Improvements in sensing technology and wireless communications have greatly enhanced our ability to view and understand the world we live in. Collaborative networks of sensors can be deployed for relatively little cost, gathering and reporting real-time data about their locale. I am interested in the estimation and information processing problems which arise in sensor networks.
Sensor localization and message-passing algorithms
An important first step in many sensor deployments is to localize the sensors, i.e., obtain estimates of each sensors' position and/or orientation. Almost equally important is to gauge the amount of uncertainty remaining in our estimates -- are our estimates sufficiently accurate, and if not, where do they need improvement? Self-localization methods, which exploit local measurements of relative position (such as received signal strength or time delay between sensors), are desirable to minimize cost and effort.
We formulate the localization problem as an inference problem on a graphical model, allowing us to apply generic inference algorithms from machine learning to estimate sensor position. In particular, we apply nonparametric belief propagation (NBP), a variant of the popular belief propagation algorithm.

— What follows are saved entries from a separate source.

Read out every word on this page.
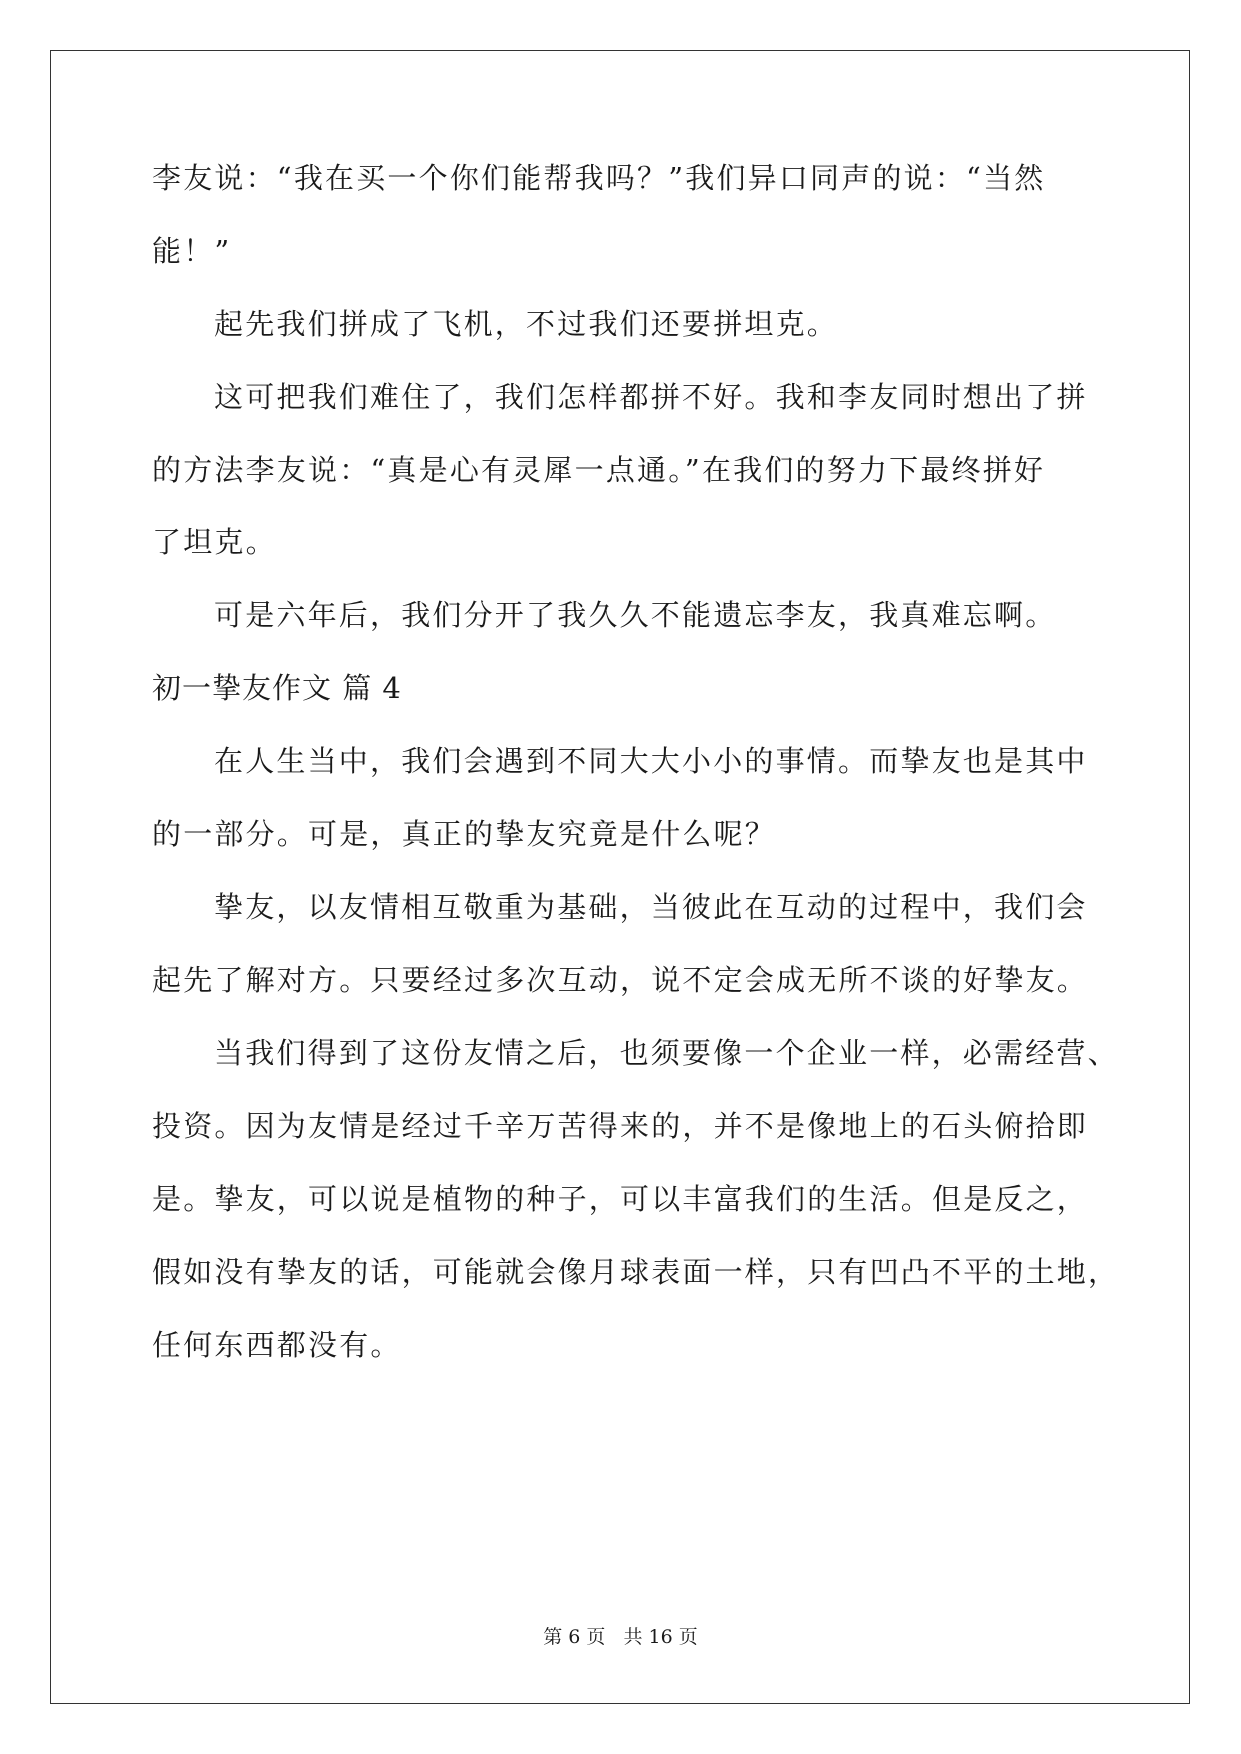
李友说：“我在买一个你们能帮我吗？”我们异口同声的说：“当然
能！”
起先我们拼成了飞机，不过我们还要拼坦克。
这可把我们难住了，我们怎样都拼不好。我和李友同时想出了拼
的方法李友说：“真是心有灵犀一点通。”在我们的努力下最终拼好
了坦克。
可是六年后，我们分开了我久久不能遗忘李友，我真难忘啊。
初一挚友作文 篇 4
在人生当中，我们会遇到不同大大小小的事情。而挚友也是其中
的一部分。可是，真正的挚友究竟是什么呢？
挚友，以友情相互敬重为基础，当彼此在互动的过程中，我们会
起先了解对方。只要经过多次互动，说不定会成无所不谈的好挚友。
当我们得到了这份友情之后，也须要像一个企业一样，必需经营、
投资。因为友情是经过千辛万苦得来的，并不是像地上的石头俯拾即
是。挚友，可以说是植物的种子，可以丰富我们的生活。但是反之，
假如没有挚友的话，可能就会像月球表面一样，只有凹凸不平的土地，
任何东西都没有。
第 6 页 共 16 页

This provides a distributed estimation process in which each sensor sends local information to its neighbors, successively refining its position estimate. The resulting, distribution-like belief functions also provide estimates of the uncertainty in position for each sensor.
Communications cost for density estimates
In the localization problem, and more generally in object tracking tasks for sensor networks, sensors maintain a belief or posterior distribution about the objects' state (position, velocity, etc.), and must communicate these functions to exchange information. A typical example is "leader-based" tracking: a particular sensor is nominated as the "leader node" and tracks the object until it leaves that sensors' vicinity. At this point, the sensor "hands off" its leadership position to a closer sensor, sending its current estimate of the state to the new leader.
How expensive is this hand-off process? For particle-based filters, it would seem to grow linearly with the number of samples. However, these samples comprise a density estimate, and it is reasonable to think that the asymptotic cost should scale with the complexity of the density, and perhaps with the fidelity to which it is represented. We examine this problem in some detail, and propose algorithms for simultaneously approximating particle-based density estimates and representing those approximations efficiently for communication.